11 septembre 2001. New York. Le monde change brutalement. Armés de leur caméscope ou de leur appareil photo numérique, plusieurs citoyens anonymes capturent des images de l’effondrement des tours jumelles du World Trade Center. Le lendemain du drame, les médias recevront ces images provenant de citoyens encore hébétés des événements de la veille.

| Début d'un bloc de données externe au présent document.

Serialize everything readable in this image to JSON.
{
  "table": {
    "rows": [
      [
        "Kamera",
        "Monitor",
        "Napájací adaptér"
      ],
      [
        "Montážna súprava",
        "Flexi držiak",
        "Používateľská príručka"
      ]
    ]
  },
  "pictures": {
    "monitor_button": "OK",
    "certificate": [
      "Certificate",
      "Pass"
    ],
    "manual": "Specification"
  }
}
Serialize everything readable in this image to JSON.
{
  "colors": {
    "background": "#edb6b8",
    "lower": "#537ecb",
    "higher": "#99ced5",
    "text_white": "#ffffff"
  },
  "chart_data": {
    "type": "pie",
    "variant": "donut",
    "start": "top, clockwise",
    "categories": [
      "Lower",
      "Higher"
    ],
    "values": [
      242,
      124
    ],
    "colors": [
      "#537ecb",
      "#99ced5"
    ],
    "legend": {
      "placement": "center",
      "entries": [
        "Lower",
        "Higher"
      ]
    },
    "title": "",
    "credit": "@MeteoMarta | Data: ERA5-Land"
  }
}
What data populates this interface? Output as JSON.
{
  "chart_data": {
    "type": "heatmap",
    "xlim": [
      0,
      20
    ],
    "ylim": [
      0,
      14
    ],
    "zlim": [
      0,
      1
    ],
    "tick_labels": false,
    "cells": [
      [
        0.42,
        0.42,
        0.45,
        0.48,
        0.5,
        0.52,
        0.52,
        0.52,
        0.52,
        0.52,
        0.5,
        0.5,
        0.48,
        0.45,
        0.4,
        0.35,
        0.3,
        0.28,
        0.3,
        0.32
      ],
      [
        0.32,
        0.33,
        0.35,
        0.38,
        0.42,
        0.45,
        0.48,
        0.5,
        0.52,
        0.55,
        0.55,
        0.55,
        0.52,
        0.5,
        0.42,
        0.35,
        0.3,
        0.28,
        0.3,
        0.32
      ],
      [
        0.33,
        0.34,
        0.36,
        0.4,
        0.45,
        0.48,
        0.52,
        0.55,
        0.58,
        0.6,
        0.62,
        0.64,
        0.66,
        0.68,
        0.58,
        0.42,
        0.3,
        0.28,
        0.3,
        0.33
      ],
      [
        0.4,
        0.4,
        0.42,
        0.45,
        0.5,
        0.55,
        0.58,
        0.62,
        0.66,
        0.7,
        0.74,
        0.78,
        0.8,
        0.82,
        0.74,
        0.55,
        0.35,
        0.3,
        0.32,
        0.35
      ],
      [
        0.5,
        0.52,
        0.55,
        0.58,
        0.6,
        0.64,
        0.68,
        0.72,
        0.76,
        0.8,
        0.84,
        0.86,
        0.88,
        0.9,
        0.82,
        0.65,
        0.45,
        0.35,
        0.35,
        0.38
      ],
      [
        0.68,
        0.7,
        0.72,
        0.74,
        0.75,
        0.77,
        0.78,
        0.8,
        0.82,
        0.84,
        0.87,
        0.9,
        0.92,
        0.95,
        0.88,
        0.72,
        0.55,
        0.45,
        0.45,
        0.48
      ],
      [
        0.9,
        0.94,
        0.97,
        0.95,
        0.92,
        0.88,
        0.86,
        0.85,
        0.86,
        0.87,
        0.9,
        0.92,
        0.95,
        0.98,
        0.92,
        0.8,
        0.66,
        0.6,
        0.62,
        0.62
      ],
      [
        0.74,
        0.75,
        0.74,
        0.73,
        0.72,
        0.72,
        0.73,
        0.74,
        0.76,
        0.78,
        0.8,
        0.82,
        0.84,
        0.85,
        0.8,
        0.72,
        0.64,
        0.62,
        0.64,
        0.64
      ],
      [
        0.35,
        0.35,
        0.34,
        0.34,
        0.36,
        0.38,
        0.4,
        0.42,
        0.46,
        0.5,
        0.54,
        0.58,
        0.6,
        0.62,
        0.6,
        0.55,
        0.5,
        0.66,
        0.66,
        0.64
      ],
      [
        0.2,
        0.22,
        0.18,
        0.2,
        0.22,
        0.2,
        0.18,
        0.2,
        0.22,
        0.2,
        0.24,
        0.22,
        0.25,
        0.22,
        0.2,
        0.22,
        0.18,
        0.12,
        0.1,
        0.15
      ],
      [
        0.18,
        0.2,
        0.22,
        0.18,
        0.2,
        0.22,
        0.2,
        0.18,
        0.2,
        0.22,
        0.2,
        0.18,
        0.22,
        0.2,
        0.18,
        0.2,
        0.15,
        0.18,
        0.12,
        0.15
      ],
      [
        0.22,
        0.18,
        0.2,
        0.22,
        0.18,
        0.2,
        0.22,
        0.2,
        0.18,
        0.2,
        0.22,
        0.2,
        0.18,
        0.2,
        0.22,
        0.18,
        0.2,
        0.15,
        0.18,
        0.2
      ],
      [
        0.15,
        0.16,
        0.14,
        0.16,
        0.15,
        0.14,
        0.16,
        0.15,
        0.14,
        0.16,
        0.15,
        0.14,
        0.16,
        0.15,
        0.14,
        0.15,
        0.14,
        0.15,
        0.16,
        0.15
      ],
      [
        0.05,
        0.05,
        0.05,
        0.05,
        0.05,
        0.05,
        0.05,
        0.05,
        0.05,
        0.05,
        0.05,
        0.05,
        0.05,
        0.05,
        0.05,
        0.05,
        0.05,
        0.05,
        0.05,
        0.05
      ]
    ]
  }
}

26 décembre 2004. Un tsunami ravage les côtes thaïlandaises. Quelques heures à peine après ce triste événement, les blogues ainsi que les services d’hébergement et de partage de photographies commencent à recevoir les premiers clichés montrant l’ampleur de la catastrophe. Les images vidéos suivront rapidement.
7 juillet 2005. Quelques minutes à peine après les premières explosions dans le métro londonien, la vénérable BBC recevait ses premières images et séquences vidéos de l’attentat tournées avec des simples photo-téléphones.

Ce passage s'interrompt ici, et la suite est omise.